Let me know if you have any other questions!

@sepi Unless you are very experienced soldering small components I would suggest not doing this. Some of the expensive components are tiny and easy to damage, either by overheating or by soldering multiple legs together and causing shorts. I tried soldering my own mystat 3 times (without success) before I got my first working one from pcbway. I am however, not good at all at soldering.

@Vorg I'm no expert in manufacturing, if you find anything that would work and you want to try it please feel free to share your results!
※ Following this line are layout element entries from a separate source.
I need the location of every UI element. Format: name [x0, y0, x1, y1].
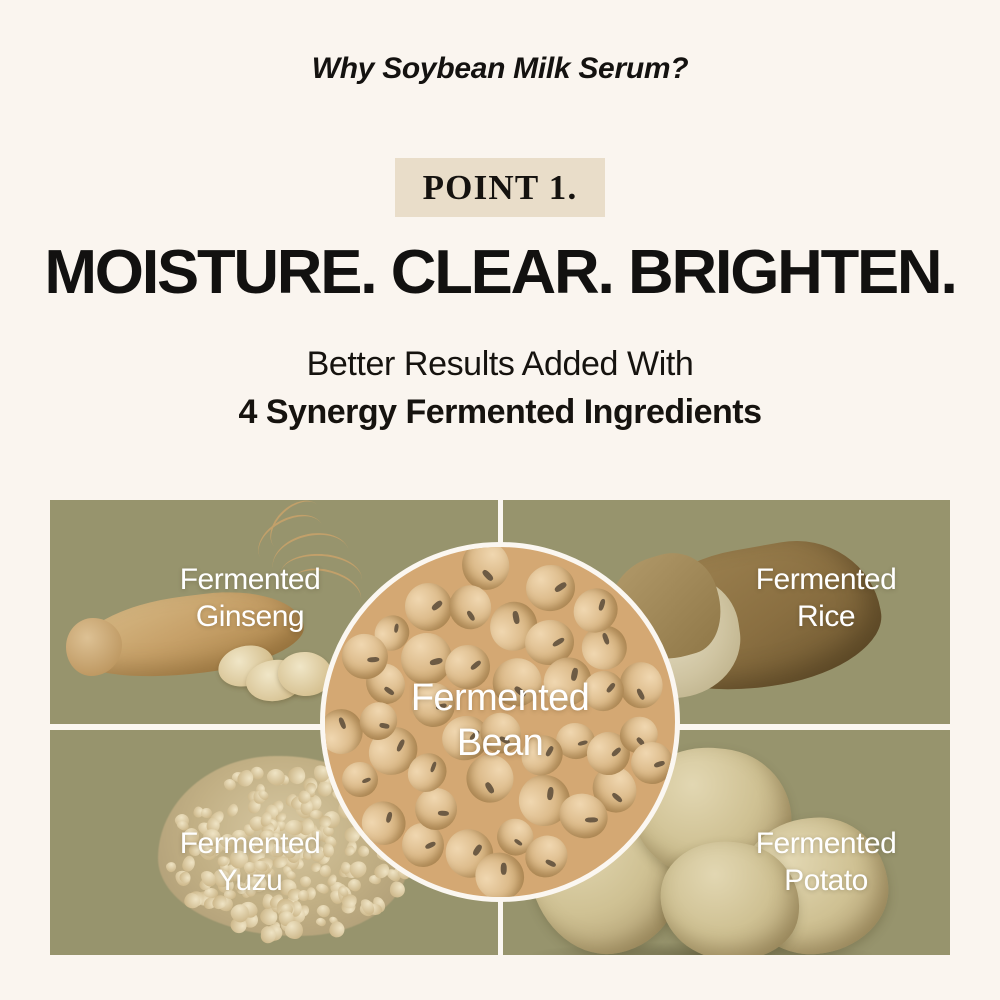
- ingredient-grid: Fermented Ginseng Fermented Rice Ferment…: [50, 500, 950, 955]
- ingredient-label-potato: Fermented Potato: [702, 826, 950, 899]
- point-badge: POINT 1.: [395, 158, 605, 217]
- ingredient-label-bean: Fermented Bean: [320, 676, 680, 766]
- point-badge-label: POINT 1.: [423, 168, 578, 208]
- ingredient-label-yuzu: Fermented Yuzu: [100, 826, 400, 899]
- ingredient-label-rice: Fermented Rice: [702, 562, 950, 635]
- subtitle-line-2: 4 Synergy Fermented Ingredients: [0, 393, 1000, 432]
- page-eyebrow-question: Why Soybean Milk Serum?: [0, 52, 1000, 86]
- page-headline: MOISTURE. CLEAR. BRIGHTEN.: [0, 240, 1000, 305]
- subtitle-line-1: Better Results Added With: [0, 345, 1000, 384]
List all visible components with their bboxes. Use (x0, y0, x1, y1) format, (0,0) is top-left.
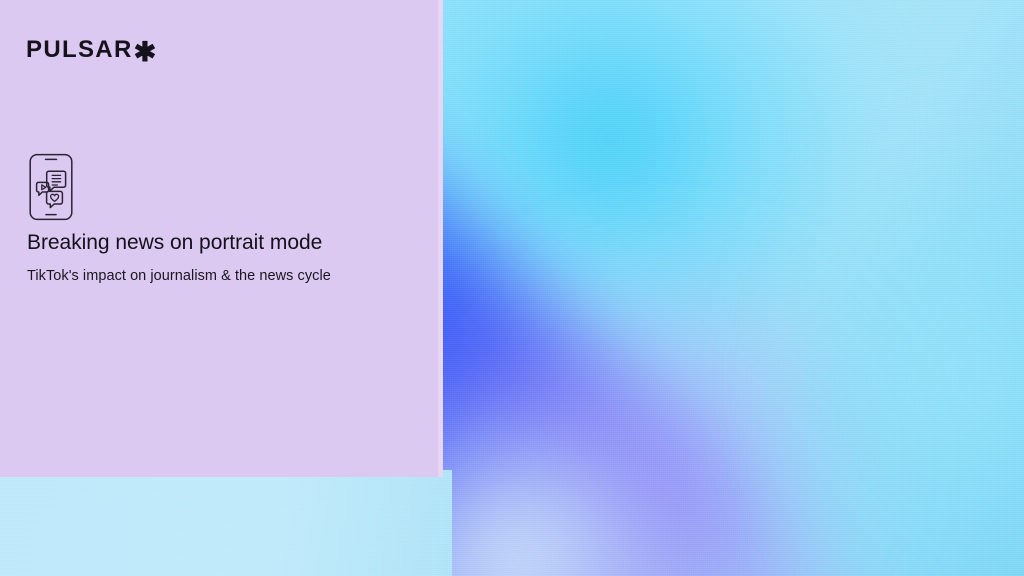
background-bottom-left-fill (0, 470, 452, 576)
page-title: Breaking news on portrait mode (27, 231, 322, 255)
phone-social-media-illustration-svg (27, 152, 75, 222)
speech-bubble-shape (47, 171, 66, 191)
brand-logo[interactable]: PULSAR ✱ (26, 36, 156, 63)
asterisk-icon: ✱ (134, 39, 157, 66)
background-glow-cyan-right (760, 120, 1024, 576)
heart-icon (51, 194, 59, 201)
presentation-slide: PULSAR ✱ Breaking news on portrait mod (0, 0, 1024, 576)
brand-logo-wordmark: PULSAR (26, 38, 133, 62)
heart-bubble-shape (47, 191, 63, 207)
content-card-edge (438, 0, 443, 477)
phone-social-media-icon (27, 152, 75, 222)
play-triangle-icon (42, 185, 46, 190)
page-subtitle: TikTok's impact on journalism & the news… (27, 268, 331, 284)
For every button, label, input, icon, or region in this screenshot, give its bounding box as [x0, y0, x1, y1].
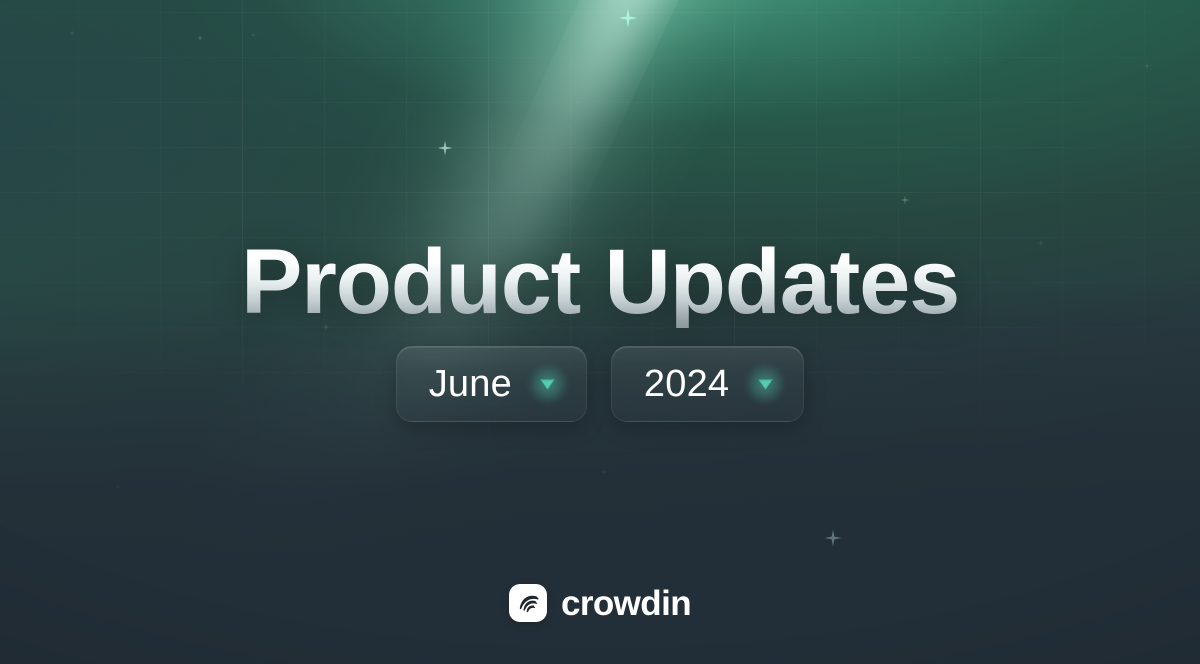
product-updates-hero-banner: Product Updates June 2024 [0, 0, 1200, 664]
brand-logo: crowdin [0, 584, 1200, 622]
date-selector-group: June 2024 [396, 346, 805, 422]
chevron-down-icon[interactable] [747, 366, 783, 402]
year-selector[interactable]: 2024 [611, 346, 804, 422]
month-selector[interactable]: June [396, 346, 587, 422]
page-title: Product Updates [241, 236, 959, 328]
month-selector-label: June [429, 365, 512, 403]
chevron-down-icon[interactable] [530, 366, 566, 402]
hero-content: Product Updates June 2024 [0, 0, 1200, 664]
crowdin-logo-icon [509, 584, 547, 622]
brand-name: crowdin [561, 586, 691, 621]
year-selector-label: 2024 [644, 365, 729, 403]
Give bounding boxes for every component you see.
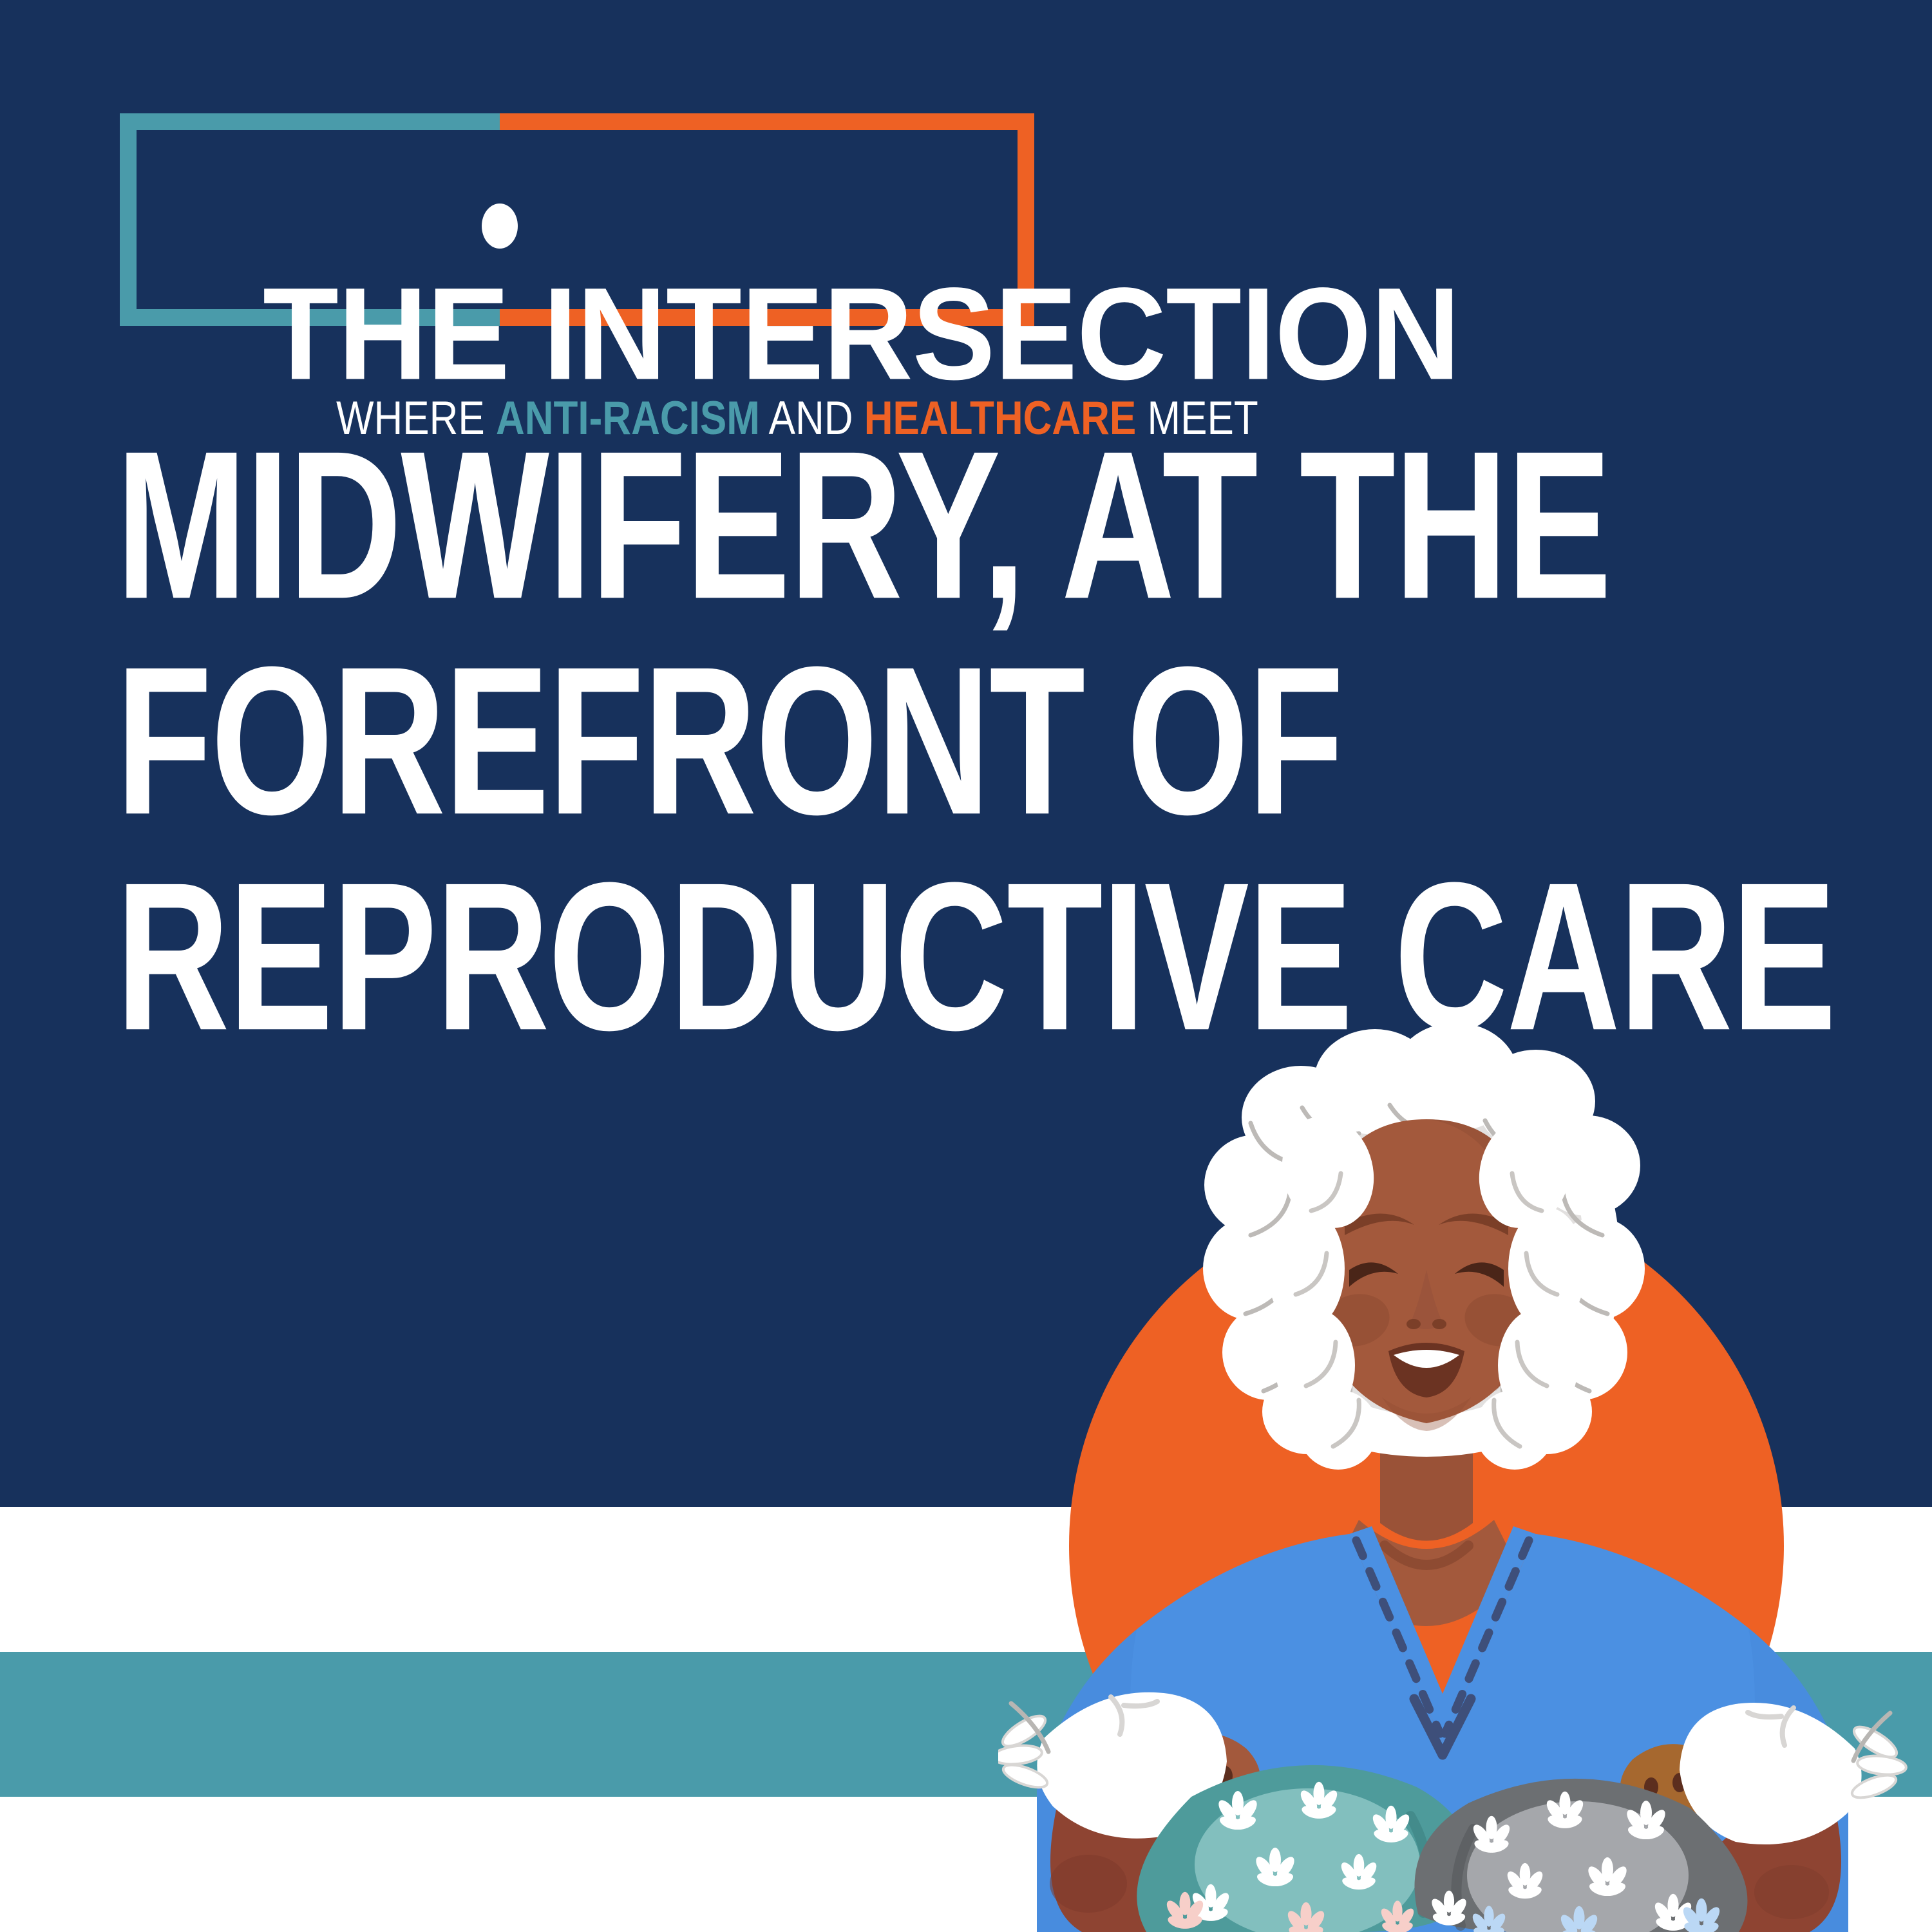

Since our design prevents direct contact with the current collector, almost any metal should work. you could even use aluminum foil if you really don't want to machine anything (although I wouldn't recommend it! lol). Bear in mind that the graphite foil is not impervious to the electrolyte, it diffuses slowly through it, so if you have highly charged electrolyte some reactivity with the current collector will happen through time (across weeks of cycling).

There is a paper on creating an electrode using graphoil and wax that might be much better (https://chemistry-europe.onlinelibrary.wiley.com/doi/abs/10.1002/slct.202103996). I will probably get a rosin press to test this and construct some better quality electrodes for our kits.

I think a potentiostat is a must if you want to do proper quantitative experiments. However, not all experiments require it, you can definitely use a power supply with the ability to set constant current to charge the cell and then discharge it across some load to make it work. Using the time it takes to charge and discharge using a setup like this you can get charge and discharge capacity values, but Coulomb efficiency, Energy efficiency, etc will be outside your reach.

Potentiostats can also make experiments safer as you can establish limits for upper voltages or currents, make sure you do not overload the cells. It is important to not do this as this can cause clogging, gas generation, etc.

A potentiostat is the heart of modern battery research, I would give it a high priority if possible.

The cost of a single mystat is usually in the 150-200USD range, depending on the availability of the components. If you get 5 or more the cost per unit can drop a little bit, but not a lot below that.